Appellant Michelle Nemphos filed suit against the manufacturers of bottled water, infant formula, and baby food that her minor daughter had consumed before developing a condition known as dental fluorosis. Nemphos brought an array of tort and fraud claims under Maryland law against appellee manufacturers Nestlé Waters North America, Inc., Nestlé USA, Inc., The Dannon Company, Inc., and Gerber Products Company. The question in this appeal is whether federal law, which provides uniform labeling standards for the products at issue, preempts Nemphos's state-law claims. We hold that federal law preempts Nemphos's bottled water claims and that her complaint as to the infant formula and baby food products fails to satisfy the pleading requirements of Federal Rule of Civil Procedure 8(a)(2). We thus affirm the district court's dismissal of her action.
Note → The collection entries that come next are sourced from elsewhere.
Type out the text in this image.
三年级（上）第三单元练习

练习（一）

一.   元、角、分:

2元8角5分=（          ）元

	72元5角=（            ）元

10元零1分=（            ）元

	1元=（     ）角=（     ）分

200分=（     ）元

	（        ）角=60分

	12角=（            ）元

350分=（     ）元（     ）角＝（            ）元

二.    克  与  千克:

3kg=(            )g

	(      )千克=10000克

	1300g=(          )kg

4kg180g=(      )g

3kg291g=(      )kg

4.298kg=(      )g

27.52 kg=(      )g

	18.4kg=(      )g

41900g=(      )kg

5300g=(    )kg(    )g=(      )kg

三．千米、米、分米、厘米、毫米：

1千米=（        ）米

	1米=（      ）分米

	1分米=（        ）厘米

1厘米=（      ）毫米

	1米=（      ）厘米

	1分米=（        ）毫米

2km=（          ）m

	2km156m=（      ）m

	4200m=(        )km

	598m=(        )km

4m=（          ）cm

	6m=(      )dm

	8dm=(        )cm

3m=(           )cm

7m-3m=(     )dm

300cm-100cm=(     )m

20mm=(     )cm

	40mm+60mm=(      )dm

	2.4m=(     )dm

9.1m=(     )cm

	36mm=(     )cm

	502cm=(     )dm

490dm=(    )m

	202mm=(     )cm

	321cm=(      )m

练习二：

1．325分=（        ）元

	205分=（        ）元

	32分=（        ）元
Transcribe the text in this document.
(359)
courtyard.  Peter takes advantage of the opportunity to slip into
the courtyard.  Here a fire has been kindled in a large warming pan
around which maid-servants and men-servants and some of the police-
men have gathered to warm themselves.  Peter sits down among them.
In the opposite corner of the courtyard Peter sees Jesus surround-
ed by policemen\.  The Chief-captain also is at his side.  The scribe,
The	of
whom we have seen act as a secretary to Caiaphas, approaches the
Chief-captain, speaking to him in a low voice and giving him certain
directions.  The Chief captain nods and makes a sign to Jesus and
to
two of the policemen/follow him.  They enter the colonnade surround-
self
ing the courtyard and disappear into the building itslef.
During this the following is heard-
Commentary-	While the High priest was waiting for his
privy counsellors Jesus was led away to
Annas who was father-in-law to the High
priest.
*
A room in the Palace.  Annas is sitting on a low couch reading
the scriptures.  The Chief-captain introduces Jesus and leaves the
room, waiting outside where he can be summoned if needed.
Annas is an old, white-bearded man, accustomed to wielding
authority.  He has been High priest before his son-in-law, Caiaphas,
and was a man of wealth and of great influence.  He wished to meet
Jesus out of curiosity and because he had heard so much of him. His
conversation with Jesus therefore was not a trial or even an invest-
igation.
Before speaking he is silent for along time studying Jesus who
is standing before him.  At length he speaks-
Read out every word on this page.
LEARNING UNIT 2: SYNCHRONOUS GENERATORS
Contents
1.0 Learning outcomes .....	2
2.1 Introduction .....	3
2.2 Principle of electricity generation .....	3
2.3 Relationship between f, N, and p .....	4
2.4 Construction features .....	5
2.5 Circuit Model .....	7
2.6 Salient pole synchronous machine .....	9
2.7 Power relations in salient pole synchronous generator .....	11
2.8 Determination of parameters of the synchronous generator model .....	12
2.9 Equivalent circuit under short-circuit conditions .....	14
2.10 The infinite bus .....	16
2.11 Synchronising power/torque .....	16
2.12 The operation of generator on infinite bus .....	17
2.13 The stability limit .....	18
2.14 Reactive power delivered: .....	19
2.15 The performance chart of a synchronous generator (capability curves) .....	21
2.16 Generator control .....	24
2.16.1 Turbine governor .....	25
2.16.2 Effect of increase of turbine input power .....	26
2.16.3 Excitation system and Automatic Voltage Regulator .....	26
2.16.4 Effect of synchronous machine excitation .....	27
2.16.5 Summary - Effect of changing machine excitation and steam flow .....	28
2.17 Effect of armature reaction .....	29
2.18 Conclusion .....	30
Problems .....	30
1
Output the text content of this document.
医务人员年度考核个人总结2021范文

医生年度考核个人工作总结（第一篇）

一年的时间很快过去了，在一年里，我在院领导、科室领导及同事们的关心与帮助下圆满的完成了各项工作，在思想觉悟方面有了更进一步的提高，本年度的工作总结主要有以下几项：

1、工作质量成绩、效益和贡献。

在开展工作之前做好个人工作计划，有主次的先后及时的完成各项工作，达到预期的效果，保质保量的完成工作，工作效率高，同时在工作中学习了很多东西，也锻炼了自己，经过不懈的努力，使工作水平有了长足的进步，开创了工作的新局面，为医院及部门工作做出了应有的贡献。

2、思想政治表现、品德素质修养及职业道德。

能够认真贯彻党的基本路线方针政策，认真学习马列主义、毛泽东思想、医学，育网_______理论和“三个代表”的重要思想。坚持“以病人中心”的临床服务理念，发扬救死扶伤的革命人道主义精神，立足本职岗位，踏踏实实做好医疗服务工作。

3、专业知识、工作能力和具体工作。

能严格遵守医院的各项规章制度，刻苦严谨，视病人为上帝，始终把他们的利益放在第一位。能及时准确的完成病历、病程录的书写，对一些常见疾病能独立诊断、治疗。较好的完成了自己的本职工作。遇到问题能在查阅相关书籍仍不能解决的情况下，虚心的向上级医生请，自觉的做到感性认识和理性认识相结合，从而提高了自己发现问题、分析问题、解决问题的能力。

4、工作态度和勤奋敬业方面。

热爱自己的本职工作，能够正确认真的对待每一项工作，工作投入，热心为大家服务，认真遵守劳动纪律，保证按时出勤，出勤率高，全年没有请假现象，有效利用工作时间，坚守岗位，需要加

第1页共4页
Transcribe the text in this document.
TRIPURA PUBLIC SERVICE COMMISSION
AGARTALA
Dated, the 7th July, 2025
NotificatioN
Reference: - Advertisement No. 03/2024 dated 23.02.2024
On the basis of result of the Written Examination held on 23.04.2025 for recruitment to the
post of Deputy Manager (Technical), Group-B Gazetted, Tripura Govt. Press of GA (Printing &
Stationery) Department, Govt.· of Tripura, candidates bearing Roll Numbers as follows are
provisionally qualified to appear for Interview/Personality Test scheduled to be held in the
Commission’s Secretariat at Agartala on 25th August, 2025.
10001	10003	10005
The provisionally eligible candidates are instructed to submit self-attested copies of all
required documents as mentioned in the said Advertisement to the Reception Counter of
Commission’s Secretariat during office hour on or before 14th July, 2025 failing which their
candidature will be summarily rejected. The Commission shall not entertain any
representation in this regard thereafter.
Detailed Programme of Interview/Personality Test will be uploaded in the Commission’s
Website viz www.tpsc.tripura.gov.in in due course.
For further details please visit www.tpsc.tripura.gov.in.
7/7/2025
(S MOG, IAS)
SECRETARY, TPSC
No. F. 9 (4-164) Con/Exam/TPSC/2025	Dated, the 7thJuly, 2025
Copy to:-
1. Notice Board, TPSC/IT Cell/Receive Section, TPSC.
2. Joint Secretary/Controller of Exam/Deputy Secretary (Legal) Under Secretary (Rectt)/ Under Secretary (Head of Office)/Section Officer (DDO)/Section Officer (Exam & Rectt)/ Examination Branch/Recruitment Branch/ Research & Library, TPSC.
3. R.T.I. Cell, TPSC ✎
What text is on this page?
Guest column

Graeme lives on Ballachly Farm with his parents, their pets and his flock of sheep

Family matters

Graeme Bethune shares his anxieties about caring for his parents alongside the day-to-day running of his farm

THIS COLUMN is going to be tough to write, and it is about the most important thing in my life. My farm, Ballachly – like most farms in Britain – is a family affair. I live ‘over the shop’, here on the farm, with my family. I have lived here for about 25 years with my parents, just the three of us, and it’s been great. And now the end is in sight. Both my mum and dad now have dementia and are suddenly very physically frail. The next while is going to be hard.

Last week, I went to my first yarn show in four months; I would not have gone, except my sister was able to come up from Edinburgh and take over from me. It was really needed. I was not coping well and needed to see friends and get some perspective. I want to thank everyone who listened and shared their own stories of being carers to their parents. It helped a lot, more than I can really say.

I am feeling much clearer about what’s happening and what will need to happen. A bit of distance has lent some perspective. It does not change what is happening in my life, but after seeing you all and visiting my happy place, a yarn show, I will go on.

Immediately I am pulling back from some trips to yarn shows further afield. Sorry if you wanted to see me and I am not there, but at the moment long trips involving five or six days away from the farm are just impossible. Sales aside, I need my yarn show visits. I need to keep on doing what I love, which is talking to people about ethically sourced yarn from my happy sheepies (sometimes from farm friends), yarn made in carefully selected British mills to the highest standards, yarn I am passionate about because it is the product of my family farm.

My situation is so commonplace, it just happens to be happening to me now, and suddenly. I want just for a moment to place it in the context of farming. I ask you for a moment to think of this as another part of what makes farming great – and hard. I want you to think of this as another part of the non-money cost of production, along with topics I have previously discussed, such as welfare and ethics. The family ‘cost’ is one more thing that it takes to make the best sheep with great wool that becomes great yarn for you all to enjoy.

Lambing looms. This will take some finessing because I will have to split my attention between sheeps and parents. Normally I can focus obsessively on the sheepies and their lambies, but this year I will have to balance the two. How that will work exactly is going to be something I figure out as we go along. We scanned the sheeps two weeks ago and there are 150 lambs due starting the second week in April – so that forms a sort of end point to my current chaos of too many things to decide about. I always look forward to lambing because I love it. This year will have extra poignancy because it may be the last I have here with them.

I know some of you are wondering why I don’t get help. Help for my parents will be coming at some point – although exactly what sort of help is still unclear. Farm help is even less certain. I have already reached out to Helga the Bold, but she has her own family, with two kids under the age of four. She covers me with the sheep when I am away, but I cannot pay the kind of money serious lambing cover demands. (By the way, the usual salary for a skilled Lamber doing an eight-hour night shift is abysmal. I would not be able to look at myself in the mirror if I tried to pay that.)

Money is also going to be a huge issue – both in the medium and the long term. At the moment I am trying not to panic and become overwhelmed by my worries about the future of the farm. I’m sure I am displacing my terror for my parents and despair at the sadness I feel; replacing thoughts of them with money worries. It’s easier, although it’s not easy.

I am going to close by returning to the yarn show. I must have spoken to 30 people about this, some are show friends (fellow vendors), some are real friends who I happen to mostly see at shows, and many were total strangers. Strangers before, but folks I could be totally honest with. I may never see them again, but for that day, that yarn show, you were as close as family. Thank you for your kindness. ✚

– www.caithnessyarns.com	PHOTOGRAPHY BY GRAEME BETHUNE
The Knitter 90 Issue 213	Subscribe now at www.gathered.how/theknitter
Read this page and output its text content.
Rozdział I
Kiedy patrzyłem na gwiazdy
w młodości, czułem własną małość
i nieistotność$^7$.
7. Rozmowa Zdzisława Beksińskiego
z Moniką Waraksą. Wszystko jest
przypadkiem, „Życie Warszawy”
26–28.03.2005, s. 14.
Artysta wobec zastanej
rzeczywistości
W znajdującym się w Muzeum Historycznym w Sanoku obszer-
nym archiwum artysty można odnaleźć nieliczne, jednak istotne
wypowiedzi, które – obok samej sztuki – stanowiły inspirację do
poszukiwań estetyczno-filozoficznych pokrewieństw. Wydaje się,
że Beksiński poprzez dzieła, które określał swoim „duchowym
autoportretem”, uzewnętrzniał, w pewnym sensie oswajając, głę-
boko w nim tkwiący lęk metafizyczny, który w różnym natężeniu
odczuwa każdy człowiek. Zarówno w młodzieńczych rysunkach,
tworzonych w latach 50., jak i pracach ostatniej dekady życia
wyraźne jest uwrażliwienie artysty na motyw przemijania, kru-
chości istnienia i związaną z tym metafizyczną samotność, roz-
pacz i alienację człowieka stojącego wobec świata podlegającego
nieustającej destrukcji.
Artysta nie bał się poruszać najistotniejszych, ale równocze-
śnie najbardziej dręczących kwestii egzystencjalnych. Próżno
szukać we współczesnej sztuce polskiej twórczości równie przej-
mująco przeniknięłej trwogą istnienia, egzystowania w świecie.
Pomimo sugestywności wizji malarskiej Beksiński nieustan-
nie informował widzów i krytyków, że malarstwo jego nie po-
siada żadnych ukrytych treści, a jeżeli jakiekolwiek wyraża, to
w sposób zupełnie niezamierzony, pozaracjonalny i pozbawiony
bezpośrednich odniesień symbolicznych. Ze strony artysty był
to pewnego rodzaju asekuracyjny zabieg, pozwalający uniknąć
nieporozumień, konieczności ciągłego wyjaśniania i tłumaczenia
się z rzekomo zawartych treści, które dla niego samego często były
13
Because the district court dismissed Nemphos's claims under Federal Rule of Civil Procedure 12(b)(6) for failure to state a claim, we review legal issues de novo and treat the facts alleged in the complaint as true. Bell Atl. Corp. v. Twombly, 550 U.S. 544, 555–56 (2007); Neitzke v. Williams, 490 U.S. 319, 326–27 (1989).


Nemphos alleges that her minor daughter, C.G.N., consumed appellees' products throughout her childhood. From her birth in 1997 until approximately her first birthday, C.G.N. was fed Nestlé's Carnation Good Start infant formula, in lieu of breastfeeding. From approximately four months to one year of age, C .G.N. ate Gerber baby foods almost exclusively, including Gerber apple juice that was often mixed into her water. From approximately six months to eight years of age, C.G.N. also habitually drank Nestlé's Poland Spring fluoridated bottled water and Dannon's Fluoride To Go bottled water.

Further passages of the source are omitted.